Она вытянула руки, защищаясь от его слов.
– Пауль!
– Иметь отца славянина! Это достойно жалости. Кровь твоя должна возмутиться. Я не был бы тут с тобой, если бы не знал, что ты можешь стать нашей, забыть свое чешское прошлое!
– Он торжественно поднял руку.
– Я верю: наше великое северное начало возьмет верх над тем низким, что вошло в тебя с кровью славянина.
Он постарался скрыть раздражение, когда Марта, покачав головой, сказала:
– Папа не бросит заводов.
– Он предпочтет, чтобы его вывезли на тачке?
– Он не верит тому, что немцы придут сюда.
– А кто им помешает?
– спросил Штризе заносчиво.
– Русские.
– Сказала - и сама испугалась.
Пауль смотрел на нее с удивлением.
– Кто распространяет такие сказки?
– Папа верит русским.
– Вот когда большевики повесят дядю Януша, он будет знать, как им верить!

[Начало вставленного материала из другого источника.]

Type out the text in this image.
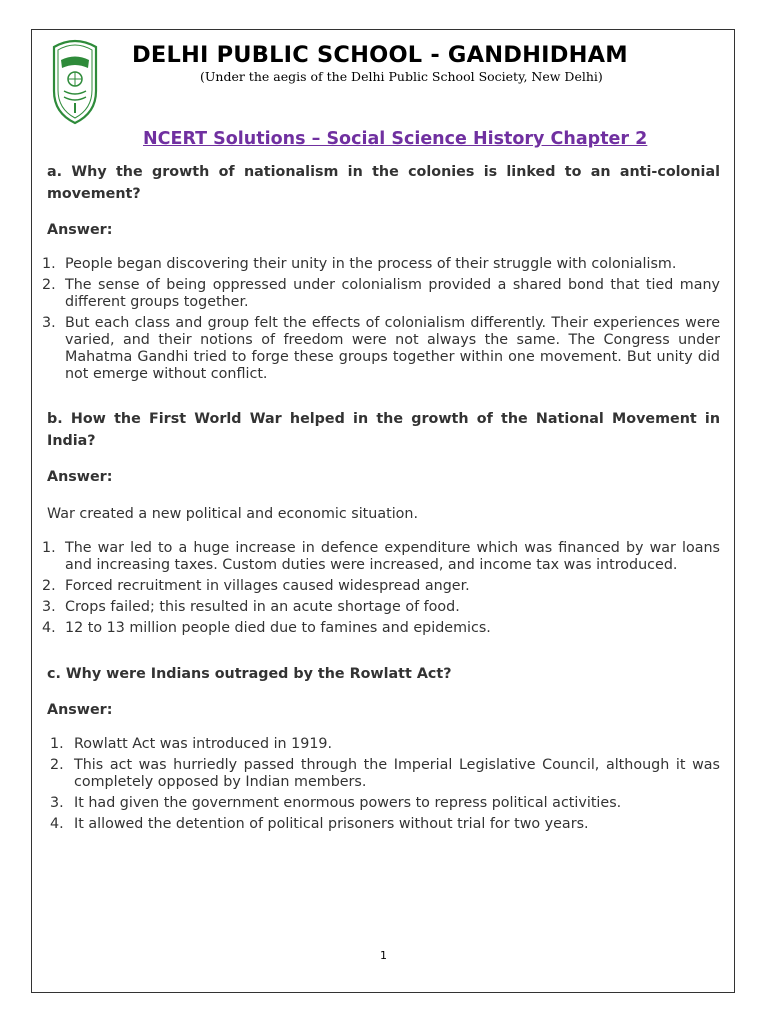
DELHI PUBLIC SCHOOL - GANDHIDHAM
(Under the aegis of the Delhi Public School Society, New Delhi)
NCERT Solutions – Social Science History Chapter 2
a. Why the growth of nationalism in the colonies is linked to an anti-colonial movement?
Answer:
1. People began discovering their unity in the process of their struggle with colonialism.
2. The sense of being oppressed under colonialism provided a shared bond that tied many different groups together.
3. But each class and group felt the effects of colonialism differently. Their experiences were varied, and their notions of freedom were not always the same. The Congress under Mahatma Gandhi tried to forge these groups together within one movement. But unity did not emerge without conflict.
b. How the First World War helped in the growth of the National Movement in India?
Answer:
War created a new political and economic situation.
1. The war led to a huge increase in defence expenditure which was financed by war loans and increasing taxes. Custom duties were increased, and income tax was introduced.
2. Forced recruitment in villages caused widespread anger.
3. Crops failed; this resulted in an acute shortage of food.
4. 12 to 13 million people died due to famines and epidemics.
c. Why were Indians outraged by the Rowlatt Act?
Answer:
1. Rowlatt Act was introduced in 1919.
2. This act was hurriedly passed through the Imperial Legislative Council, although it was completely opposed by Indian members.
3. It had given the government enormous powers to repress political activities.
4. It allowed the detention of political prisoners without trial for two years.
1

А они его непременно повесят, если придут сюда.
– Он им ничего не сделал.
– Он директор завода, инженер... Этого достаточно.
– Я поговорю с папой.
Он с облегчением рассмеялся.
– Пойми же, мне было бы легче сидеть спокойно, ни о чем не заботясь, но я люблю тебя!
Ей так хотелось верить этому...
7
Деревья проплывали в свете фар, ажурными золотыми башнями. Несмотря на холодную осень, листва еще только начинала опадать. Лемке казалось, что густой аромат ее увядания проникает даже к нему в кабину автомобиля. Лемке любил осень, любил ее запах, любил эти глухие уголки Грюневальда. Но сейчас его внимание было сосредоточено на том, чтобы не пропустить условленное место встречи. Он напряженно следил за поворотами, в которых мог разобраться только человек, хорошо знающий эти места.
Перекрестки были донельзя похожи один на другой, и в Лемке уже несколько раз закрадывалось сомнение: не пропустил ли он тот перекресток, где следовало повернуть, чтобы выбраться в самую заброшенную часть леса? Нет,
Нет, он не ошибался! Рука уверенно повернула штурвал, и машина углубилась в узкую темную просеку. Лемке погасил большие фары и включил только одну горную, дававшую короткий, широкий пучок света. Лемке нужно было видеть обочины дороги.
Наконец-то! Наконец Клара! Его Клара! Он сразу различил ее маленькую фигурку, прижавшуюся к стволу огромного дерева.
Первым движением Лемке было нажать тормоз, выскочить из машины и бежать к жене, сжать ее в объятиях. Ведь он не видел ее столько времени! С того самого дня, как оставил в Любеке на таком опасном посту...
Но он тут же пришел в себя: молодец Клара! Она даже не пошевелилась у своего дерева. Только он, знавший, что она его тут ждет, и мог различить серую фигурку в мгновенно промелькнувшем луче фары. Никто другой и не заметил бы. Молодец, молодец Клара, - ни одного движения, серый плащ, серый платок на голове... Лемке погасил свет и, проехав еще несколько шагов, остановился. Когда его глаза привыкли к темноте, он еще несколько времени приглядывался к дороге, потом постоял и прислушался. Наблюдение могло быть и за ним и за нею. Ни один из них не должен был подвести другого. Но за ним можно было бы уследить только на автомобиле, значит с этой стороны все спокойно. А у нее?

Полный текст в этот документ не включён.